Trapped like a bird in this filthy cage where I am starved of compassion and understanding, left to survive on meager crumbs of affection and tolerance. Held captive and unable to fly and be free from the physical and emotional restrictions placed upon me by my keeper, who’s only reason for my presence it seems is to stay its loneliness and insecurity, to feed its selfish need for control through its twisted concept of love and adoration.
I am looked upon as a possession other than the living, breathing individual that I long to be. So now I sit upon my proverbial perch in my so called gilded cage, in the confines of my seemingly mundane existence and walk though my mind confused and alone, aimlessly wandering through the now empty spaces that no longer hold the dreams or aspirations which I once thought gave my life purpose.
Memories which were bright and alive, full of promise and hope but have faded away into a past that is now grey and bleak, devoid of anything worth remembering. My footfalls echo in the silence giving testament that these memories have been empty and forgotten long ago.

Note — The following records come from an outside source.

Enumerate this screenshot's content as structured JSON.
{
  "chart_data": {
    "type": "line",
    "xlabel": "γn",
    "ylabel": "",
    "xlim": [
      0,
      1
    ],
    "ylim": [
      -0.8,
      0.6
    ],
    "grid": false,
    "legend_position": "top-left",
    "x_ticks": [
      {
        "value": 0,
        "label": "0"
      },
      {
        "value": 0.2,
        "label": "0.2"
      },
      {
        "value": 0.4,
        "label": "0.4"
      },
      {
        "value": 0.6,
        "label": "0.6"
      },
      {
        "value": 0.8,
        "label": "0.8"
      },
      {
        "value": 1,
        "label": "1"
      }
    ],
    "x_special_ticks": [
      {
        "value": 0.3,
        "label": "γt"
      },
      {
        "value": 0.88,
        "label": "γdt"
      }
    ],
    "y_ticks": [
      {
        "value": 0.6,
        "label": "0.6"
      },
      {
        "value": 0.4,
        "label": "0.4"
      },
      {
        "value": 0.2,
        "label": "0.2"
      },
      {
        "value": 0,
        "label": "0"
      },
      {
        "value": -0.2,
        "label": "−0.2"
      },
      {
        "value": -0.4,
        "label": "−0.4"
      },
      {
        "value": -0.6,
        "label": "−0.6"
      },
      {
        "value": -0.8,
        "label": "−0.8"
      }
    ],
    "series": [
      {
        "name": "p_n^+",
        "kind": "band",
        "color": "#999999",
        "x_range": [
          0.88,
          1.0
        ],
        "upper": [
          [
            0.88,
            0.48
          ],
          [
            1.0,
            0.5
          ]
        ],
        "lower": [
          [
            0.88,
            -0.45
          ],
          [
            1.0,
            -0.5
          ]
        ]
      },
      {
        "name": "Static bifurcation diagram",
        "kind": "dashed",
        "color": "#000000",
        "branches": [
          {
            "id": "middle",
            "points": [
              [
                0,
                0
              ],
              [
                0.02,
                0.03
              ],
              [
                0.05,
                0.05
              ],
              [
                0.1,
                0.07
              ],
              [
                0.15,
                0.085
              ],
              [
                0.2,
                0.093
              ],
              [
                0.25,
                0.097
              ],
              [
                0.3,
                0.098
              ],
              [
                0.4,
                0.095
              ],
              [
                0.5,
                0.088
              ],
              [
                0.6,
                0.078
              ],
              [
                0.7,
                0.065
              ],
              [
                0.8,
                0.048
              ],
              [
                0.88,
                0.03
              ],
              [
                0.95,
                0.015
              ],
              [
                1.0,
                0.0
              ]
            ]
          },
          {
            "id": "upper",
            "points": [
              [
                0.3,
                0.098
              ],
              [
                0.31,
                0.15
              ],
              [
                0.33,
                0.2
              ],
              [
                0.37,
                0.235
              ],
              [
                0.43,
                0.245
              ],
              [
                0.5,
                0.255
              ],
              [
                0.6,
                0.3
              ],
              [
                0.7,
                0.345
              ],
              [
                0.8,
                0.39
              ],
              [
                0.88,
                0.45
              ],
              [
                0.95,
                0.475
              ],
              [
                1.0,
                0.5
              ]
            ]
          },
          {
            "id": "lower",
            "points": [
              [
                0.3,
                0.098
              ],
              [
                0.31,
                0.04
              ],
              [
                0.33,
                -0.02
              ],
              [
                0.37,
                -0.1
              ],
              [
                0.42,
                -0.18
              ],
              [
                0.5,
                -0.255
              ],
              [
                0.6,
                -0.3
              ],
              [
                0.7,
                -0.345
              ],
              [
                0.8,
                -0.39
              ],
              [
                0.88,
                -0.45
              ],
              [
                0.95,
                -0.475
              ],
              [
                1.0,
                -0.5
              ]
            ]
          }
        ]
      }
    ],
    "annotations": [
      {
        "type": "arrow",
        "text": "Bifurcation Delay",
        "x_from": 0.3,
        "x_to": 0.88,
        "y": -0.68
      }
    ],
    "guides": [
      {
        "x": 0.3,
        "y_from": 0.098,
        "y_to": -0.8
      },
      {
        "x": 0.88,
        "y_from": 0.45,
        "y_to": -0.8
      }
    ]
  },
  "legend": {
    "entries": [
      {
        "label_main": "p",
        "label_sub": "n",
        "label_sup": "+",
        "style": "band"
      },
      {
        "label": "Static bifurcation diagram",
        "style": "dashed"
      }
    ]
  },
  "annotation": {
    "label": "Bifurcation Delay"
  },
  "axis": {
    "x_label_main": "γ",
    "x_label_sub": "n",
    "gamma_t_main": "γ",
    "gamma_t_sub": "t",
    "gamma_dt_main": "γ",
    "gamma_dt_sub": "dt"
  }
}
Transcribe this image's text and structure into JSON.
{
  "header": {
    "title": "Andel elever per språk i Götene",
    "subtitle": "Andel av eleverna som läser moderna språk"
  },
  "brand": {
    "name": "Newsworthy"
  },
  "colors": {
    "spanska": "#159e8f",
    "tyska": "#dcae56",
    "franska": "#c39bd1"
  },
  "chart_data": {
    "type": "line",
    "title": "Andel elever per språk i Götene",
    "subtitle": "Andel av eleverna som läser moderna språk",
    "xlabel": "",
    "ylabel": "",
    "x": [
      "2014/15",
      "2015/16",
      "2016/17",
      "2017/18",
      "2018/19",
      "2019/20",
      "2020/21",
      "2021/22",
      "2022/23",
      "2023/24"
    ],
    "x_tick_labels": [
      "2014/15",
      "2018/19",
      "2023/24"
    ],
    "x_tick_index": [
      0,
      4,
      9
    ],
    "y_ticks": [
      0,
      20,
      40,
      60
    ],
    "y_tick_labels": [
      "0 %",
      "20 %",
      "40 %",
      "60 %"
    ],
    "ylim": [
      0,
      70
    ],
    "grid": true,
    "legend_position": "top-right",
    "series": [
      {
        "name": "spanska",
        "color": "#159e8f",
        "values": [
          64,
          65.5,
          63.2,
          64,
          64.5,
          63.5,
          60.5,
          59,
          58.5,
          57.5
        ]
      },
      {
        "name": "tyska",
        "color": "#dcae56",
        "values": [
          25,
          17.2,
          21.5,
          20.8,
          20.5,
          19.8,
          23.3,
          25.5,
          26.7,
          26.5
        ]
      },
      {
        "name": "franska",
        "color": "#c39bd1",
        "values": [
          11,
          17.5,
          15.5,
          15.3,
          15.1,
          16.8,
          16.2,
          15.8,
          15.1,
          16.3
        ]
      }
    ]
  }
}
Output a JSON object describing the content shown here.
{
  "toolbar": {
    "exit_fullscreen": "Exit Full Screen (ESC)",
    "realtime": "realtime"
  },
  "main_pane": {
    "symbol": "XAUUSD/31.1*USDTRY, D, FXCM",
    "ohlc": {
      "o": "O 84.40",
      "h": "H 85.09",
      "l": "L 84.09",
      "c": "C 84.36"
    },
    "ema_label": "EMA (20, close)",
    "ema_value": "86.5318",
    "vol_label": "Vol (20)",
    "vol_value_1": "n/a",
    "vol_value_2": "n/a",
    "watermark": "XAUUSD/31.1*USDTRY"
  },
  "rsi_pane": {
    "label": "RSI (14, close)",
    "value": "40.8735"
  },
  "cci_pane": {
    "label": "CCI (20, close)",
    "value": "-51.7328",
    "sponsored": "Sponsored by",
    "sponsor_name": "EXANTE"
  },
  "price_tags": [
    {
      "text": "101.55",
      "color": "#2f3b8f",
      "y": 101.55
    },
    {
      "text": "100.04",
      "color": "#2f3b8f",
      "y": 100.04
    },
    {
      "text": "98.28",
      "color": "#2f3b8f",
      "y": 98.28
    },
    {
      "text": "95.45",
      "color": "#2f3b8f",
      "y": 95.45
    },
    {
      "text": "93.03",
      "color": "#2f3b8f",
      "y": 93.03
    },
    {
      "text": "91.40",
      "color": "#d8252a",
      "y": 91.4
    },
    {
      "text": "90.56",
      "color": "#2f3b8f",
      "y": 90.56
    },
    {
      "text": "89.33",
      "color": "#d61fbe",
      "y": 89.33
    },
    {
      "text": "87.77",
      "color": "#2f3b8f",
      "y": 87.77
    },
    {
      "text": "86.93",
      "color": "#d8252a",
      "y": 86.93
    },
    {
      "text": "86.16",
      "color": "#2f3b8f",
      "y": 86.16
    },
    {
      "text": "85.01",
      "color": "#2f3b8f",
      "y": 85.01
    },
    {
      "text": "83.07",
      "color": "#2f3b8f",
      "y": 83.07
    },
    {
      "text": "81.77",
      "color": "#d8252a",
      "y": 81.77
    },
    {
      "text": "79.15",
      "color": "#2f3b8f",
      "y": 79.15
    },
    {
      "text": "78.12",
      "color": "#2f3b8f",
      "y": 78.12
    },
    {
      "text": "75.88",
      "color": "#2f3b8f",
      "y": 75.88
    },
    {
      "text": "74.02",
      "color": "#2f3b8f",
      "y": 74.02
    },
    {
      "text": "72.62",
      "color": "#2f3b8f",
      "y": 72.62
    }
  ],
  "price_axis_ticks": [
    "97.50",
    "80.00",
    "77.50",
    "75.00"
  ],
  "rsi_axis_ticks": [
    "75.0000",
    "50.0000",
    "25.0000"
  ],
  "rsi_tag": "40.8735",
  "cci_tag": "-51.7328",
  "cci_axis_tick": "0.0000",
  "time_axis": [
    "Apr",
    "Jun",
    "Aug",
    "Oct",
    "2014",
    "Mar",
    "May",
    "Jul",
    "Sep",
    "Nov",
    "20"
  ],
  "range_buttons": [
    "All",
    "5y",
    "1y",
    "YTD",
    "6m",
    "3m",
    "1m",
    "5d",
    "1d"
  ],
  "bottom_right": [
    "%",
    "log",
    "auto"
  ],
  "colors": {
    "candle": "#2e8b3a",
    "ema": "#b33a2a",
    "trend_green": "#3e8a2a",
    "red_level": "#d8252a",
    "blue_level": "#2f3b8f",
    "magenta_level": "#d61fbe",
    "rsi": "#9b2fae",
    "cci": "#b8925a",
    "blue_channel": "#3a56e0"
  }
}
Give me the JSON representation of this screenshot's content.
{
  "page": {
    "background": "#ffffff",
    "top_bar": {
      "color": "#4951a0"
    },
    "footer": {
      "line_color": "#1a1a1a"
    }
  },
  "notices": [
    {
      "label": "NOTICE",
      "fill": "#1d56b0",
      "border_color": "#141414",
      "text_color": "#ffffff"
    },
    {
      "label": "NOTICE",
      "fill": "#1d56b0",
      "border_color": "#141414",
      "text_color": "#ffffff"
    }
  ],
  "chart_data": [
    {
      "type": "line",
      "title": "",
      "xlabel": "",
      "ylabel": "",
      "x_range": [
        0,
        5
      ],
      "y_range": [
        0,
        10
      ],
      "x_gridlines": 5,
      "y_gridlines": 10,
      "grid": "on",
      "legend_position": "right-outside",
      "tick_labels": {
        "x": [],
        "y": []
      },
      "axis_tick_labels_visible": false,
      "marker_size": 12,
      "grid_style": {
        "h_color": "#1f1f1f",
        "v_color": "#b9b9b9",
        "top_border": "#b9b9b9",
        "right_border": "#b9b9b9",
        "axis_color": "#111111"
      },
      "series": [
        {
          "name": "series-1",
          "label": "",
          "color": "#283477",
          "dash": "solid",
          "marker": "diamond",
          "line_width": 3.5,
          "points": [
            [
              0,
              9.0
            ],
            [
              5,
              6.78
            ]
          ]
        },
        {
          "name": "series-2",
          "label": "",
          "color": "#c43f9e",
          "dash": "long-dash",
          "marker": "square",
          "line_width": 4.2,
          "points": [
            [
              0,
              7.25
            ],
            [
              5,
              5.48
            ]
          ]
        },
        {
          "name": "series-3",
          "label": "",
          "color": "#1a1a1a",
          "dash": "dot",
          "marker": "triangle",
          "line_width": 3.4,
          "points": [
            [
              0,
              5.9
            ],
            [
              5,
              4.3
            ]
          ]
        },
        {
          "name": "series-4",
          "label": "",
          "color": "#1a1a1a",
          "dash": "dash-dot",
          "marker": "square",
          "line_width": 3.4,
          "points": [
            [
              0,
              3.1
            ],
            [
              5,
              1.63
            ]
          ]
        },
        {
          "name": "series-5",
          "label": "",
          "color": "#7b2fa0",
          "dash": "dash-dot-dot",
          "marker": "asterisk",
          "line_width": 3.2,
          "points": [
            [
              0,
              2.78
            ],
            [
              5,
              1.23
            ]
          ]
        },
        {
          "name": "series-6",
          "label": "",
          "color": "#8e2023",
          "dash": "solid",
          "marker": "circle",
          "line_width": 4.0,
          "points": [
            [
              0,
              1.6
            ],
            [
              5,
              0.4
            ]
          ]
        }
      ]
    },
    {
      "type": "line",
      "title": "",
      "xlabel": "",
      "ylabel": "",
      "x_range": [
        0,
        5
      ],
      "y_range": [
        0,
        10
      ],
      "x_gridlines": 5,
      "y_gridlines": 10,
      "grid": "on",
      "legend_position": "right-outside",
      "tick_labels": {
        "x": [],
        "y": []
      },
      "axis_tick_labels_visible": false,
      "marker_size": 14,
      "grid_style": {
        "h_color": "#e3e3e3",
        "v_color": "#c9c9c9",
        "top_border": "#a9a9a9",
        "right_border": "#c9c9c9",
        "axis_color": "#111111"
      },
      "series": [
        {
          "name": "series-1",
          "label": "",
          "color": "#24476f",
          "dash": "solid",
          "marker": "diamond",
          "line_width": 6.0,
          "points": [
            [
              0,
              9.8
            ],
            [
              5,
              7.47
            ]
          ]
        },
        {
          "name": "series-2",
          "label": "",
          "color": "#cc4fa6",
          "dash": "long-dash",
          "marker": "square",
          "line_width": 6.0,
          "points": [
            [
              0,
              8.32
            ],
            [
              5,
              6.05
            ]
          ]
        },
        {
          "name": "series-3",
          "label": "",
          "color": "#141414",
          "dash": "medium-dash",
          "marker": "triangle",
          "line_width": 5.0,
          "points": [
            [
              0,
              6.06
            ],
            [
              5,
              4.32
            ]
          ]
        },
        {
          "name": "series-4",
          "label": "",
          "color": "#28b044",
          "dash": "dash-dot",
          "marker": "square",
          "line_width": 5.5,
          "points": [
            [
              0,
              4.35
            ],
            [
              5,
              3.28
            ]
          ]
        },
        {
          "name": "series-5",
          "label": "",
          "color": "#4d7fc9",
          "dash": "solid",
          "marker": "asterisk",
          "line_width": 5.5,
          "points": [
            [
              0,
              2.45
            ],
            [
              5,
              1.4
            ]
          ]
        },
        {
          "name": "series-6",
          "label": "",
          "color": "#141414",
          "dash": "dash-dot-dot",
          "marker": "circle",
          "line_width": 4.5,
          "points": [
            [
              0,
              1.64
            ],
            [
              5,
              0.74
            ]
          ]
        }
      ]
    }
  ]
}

My only hopes now are that my keeper will grow tired of my deliberate silence and obvious disdain and release me, whether through life or by death at this point either would be welcome. How I long for the freedom and comfort of the clear blue sky, the ability to soar like a bird high above the reaches of those who only want to keep me, and fly towards the bright and colorful horizon where I know my future awaits and new memories and dreams can be made.